その途中、オーガスタは先程扉を開けるのを手伝ってくれた人と目があう。彼は自分を見ると、柔らかい笑みを浮かべた。オーガスタは軽く会釈し、ジークによって馬に乗せられそのままそこを離れたのだった。
騎士団というのは、王族や貴族、各地領主などの護衛や屋敷の警護、戦の際馬に乗り指揮を取ったりする、兵の中でもエリートな集団のことである。
ラルフ達も言っていたように、ここ、フォールストン領の第16騎士団は、庶民でも入れる機会があり、徹底した実力主義であるため非常に強い。そしてフォールストン公爵邸の敷地の中の軍備施設に常駐しているのだが……
オーガスタは思わずフォールストン公爵邸を見上げた。公爵邸と言うからにはもうちょっと屋敷と表現しそうな家を想像していたのだが、これはもはや城のようだ。いや、普通に城だ。
目の前に見えるのは高くそびえる城壁。その手前には堀があり、橋がかかっている。その橋は今は通れる状態になっているが、所謂跳ね橋というものだろうか。
そして城壁の奥に、立派なお城が見えた。
騎士団は橋を渡り、城門をくぐった。
城壁で隠れていた城の全体が見えるようになる。美しく豪華で、その堂々としたたたずまいは威厳を帯びていた。
ボーッと城を眺めていたオーガスタだが、騎士団は城の中には入らず、その近くの厩舎に入り馬を預ける。どうやら城にはまだ入らないらしい。
他の人が徒歩になったのにも関わらず、オーガスタはまだジークに抱き上げられたままである。しかし、身長の低いオーガスタにとっては、その方が辺りの様子がよく見えた。
騎士団がやっと城の中に入る。中の様子は外から見るよりもずっと美しかった。豪華絢爛な装飾はもちろん、城全体が丁寧に掃除され隅から隅まで光り輝いている。
オーガスタが感激していると、奥の方から人がやってきた。髪を綺麗に撫でつけ、かっちりとした服を身につけている男だ。
「ご苦労様です。首尾はどうでしたか」
その男は偉い人なのだろう。団長であるアランに問いかけた。アランもオーガスタと話すときより固い口調で返す。
「はっ。報告します。国境近くの道路で不審な馬車を見かけた為検問致しました。中から商品と思わしき数名の人が出てきた為、賊はその場で逮捕。しかし黒幕は見つかりませんでした。賊に関してはこの後事情聴取いたしますが、おそらく件の闇商人でしょう。それからもう一つ。同じ場所で子供を保護しましたが、この子の安全性を考えて個人の判断で騎士団の方で保護することにいたしました。話を聞き、安全が確認でき次第帰すつもりですが、何卒許可を」
「その子供とは?」
「こちらにおります」
ジークが抱き上げているオーガスタを見せた。オーガスタはなんだか偉そうな人に紹介されて、若干緊張したが、男の方も様子がおかしい。物凄く驚いている。

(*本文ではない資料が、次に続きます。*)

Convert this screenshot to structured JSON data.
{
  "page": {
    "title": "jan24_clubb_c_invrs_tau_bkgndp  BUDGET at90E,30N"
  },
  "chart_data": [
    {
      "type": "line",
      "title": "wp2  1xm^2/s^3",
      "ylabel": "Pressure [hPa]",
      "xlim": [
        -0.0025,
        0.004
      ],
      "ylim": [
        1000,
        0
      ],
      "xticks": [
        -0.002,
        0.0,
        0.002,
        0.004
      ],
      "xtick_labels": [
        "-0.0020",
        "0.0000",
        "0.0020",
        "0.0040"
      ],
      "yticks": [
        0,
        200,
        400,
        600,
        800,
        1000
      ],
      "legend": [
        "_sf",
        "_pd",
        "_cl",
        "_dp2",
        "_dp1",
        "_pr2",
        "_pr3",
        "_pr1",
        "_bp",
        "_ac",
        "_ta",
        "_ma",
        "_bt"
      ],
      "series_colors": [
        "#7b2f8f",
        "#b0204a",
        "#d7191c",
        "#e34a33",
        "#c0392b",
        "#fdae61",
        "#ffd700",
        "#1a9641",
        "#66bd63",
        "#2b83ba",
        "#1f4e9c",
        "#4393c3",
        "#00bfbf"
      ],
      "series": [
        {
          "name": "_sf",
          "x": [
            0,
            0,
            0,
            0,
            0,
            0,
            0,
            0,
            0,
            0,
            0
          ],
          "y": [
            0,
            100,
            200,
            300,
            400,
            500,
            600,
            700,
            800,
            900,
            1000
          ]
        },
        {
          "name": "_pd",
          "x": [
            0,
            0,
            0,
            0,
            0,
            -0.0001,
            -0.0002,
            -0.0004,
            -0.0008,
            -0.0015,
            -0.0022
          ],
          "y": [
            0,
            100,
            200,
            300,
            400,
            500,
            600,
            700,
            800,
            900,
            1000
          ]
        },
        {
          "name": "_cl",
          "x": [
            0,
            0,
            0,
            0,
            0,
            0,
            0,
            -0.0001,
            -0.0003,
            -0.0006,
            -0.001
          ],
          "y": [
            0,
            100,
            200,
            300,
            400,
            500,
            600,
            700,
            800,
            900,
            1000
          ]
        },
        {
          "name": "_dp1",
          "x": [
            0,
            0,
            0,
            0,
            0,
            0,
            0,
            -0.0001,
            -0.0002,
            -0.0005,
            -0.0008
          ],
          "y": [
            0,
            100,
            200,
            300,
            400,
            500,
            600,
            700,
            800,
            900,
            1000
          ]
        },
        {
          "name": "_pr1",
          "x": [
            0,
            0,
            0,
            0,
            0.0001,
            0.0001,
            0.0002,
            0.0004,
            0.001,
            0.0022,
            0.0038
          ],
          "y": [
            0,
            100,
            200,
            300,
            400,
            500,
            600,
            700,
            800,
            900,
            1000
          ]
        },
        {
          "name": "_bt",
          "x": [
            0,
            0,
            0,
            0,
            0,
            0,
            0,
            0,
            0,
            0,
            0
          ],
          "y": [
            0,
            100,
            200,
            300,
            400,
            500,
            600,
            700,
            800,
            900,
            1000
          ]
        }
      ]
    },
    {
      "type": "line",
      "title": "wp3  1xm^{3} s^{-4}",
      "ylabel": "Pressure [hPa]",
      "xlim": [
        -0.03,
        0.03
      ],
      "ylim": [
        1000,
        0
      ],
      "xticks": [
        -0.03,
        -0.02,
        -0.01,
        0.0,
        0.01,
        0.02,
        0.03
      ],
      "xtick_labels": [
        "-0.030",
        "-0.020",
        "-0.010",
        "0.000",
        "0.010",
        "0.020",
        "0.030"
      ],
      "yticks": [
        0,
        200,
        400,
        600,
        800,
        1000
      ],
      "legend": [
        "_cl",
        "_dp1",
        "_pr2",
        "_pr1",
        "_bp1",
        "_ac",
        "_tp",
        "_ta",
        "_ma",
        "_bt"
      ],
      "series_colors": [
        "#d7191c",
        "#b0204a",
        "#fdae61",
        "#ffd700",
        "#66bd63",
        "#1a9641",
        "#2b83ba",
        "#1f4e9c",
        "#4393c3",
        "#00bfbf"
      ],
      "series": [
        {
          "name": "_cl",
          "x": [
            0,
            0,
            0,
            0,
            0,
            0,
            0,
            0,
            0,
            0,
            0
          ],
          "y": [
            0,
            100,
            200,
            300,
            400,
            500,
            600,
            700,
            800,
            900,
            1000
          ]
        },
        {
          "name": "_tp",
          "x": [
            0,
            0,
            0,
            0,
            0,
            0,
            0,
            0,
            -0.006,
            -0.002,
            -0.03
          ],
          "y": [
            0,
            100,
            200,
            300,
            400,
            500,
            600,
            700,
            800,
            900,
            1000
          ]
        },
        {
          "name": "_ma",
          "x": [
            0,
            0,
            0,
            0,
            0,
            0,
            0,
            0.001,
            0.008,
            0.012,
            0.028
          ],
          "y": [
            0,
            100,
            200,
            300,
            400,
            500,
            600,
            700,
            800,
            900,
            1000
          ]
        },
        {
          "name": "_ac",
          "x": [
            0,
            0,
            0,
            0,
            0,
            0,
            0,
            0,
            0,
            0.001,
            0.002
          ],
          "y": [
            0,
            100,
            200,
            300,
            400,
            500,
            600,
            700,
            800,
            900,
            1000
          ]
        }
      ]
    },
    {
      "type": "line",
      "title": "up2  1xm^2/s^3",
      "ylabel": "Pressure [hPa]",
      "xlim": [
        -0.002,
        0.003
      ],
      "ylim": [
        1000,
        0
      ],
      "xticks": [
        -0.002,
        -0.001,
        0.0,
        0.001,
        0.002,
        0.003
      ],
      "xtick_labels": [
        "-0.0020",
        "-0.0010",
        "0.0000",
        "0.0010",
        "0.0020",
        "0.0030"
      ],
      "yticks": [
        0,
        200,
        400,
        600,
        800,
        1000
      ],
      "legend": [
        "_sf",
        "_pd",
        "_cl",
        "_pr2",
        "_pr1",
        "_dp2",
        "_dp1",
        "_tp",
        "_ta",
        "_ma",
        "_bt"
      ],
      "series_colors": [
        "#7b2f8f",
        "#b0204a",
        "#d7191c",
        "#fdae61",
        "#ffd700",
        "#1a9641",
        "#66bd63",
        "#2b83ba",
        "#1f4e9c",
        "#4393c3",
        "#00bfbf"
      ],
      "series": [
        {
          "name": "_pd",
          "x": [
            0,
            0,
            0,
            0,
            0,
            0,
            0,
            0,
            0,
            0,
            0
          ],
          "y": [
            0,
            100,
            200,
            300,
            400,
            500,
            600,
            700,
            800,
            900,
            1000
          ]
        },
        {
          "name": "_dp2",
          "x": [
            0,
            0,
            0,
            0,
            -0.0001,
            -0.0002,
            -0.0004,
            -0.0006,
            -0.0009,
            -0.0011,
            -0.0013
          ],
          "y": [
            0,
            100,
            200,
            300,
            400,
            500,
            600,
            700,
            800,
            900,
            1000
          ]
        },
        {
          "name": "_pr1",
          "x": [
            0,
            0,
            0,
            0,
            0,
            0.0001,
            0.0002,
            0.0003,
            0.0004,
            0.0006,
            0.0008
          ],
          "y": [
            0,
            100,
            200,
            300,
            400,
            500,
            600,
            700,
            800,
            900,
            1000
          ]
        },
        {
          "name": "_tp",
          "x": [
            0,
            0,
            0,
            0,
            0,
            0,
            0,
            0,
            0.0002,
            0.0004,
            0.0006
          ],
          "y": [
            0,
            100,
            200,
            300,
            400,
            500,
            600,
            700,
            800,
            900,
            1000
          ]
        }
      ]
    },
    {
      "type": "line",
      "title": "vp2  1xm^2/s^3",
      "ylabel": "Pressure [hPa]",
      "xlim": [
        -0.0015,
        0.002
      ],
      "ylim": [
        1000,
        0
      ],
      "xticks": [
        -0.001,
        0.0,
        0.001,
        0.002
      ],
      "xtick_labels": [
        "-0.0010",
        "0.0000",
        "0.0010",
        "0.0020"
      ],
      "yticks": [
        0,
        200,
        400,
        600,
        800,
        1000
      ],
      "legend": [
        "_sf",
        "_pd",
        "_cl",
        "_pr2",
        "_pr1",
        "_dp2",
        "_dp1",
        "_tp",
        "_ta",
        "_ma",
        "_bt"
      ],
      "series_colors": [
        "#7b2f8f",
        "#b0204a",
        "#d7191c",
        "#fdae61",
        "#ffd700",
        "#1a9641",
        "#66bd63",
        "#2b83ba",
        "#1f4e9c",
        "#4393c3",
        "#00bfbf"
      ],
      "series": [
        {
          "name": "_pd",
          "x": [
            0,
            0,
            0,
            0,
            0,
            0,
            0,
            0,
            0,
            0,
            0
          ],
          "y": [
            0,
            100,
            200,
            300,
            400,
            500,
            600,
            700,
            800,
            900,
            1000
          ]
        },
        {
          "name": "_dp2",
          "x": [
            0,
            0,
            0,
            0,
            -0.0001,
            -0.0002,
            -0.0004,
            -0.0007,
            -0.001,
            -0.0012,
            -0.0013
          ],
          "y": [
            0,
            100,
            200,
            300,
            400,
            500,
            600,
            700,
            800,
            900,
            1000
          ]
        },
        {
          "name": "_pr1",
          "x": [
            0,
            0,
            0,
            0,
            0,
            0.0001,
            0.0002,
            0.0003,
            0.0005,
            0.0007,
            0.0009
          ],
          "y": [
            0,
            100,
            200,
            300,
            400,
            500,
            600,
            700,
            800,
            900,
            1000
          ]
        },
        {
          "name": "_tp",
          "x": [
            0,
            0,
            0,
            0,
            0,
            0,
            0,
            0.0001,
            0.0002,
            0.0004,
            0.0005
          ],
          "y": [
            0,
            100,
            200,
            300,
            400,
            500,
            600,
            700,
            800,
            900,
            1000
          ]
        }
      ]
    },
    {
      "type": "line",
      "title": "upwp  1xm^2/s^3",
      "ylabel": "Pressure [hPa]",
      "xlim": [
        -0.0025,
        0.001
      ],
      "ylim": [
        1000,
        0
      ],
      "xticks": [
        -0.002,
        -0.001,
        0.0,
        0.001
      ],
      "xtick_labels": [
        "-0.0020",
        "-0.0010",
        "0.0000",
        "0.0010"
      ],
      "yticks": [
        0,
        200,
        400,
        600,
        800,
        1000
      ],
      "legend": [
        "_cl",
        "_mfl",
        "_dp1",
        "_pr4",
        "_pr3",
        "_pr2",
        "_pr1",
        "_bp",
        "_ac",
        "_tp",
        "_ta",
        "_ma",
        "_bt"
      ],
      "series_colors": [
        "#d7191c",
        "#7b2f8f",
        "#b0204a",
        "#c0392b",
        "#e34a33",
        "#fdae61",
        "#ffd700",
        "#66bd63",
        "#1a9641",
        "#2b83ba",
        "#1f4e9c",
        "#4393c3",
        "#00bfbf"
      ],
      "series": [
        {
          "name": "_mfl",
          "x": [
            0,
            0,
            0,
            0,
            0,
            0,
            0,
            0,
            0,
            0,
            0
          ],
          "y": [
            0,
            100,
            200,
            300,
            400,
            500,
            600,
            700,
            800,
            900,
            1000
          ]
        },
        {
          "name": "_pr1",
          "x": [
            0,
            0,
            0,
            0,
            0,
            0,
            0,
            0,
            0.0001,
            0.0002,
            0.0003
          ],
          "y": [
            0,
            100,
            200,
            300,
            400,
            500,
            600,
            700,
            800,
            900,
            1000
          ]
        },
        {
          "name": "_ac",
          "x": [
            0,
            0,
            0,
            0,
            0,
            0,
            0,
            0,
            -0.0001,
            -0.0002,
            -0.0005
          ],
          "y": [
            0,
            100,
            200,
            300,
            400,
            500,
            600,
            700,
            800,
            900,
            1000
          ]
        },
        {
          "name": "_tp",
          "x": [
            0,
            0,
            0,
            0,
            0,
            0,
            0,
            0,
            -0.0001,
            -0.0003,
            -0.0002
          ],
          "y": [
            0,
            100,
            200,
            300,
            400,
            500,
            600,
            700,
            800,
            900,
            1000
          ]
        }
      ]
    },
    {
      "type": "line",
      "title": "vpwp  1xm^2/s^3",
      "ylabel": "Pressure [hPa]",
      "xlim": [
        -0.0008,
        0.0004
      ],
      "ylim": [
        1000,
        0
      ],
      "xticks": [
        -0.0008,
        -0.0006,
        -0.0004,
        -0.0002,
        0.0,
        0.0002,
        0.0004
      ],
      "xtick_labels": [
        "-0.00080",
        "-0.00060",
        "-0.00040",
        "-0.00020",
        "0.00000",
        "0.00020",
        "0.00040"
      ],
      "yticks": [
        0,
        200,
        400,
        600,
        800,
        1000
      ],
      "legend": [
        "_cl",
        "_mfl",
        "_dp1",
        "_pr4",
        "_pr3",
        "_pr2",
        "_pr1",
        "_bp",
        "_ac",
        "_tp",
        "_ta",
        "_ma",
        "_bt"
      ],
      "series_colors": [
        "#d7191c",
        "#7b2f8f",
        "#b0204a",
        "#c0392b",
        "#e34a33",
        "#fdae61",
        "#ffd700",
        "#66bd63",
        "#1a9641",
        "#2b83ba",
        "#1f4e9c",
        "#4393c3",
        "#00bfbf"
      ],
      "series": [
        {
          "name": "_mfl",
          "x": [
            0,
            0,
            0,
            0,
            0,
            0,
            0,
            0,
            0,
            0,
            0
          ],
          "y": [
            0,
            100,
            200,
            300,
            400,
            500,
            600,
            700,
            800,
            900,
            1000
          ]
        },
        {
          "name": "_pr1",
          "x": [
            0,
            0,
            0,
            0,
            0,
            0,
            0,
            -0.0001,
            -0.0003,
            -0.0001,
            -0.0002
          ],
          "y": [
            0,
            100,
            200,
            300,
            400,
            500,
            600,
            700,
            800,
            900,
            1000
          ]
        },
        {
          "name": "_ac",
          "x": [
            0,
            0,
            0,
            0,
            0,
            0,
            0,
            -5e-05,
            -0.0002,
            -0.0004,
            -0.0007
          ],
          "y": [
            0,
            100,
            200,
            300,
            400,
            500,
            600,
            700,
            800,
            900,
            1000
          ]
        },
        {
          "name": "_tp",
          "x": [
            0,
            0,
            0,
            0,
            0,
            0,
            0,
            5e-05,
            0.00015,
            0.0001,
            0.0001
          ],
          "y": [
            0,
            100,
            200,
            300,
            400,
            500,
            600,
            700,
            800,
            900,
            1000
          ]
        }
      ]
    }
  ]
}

目を見開き、まさに呆然といった様子だ。最初は自分の髪の色の奇抜さに驚いているのかと思ったが、どうもそうではない気がする。
「貴方の話だと、その子は売られそうになっていたところを保護したというのですね?」
「はい。その通りです」
「……わかりました。保護を許可します。ただし、その子の事情聴取の際私も話を聞いてもよろしいですか」
「もちろんです」
「ありがとうございます。皆よく頑張りました。体をよく休めてください」
「はっ」
そうしてオーガスタは騎士達によって別の場所に連れて行かれた。男はその間、オーガスタが見えなくなるまで、ずっと彼女を見つめていた。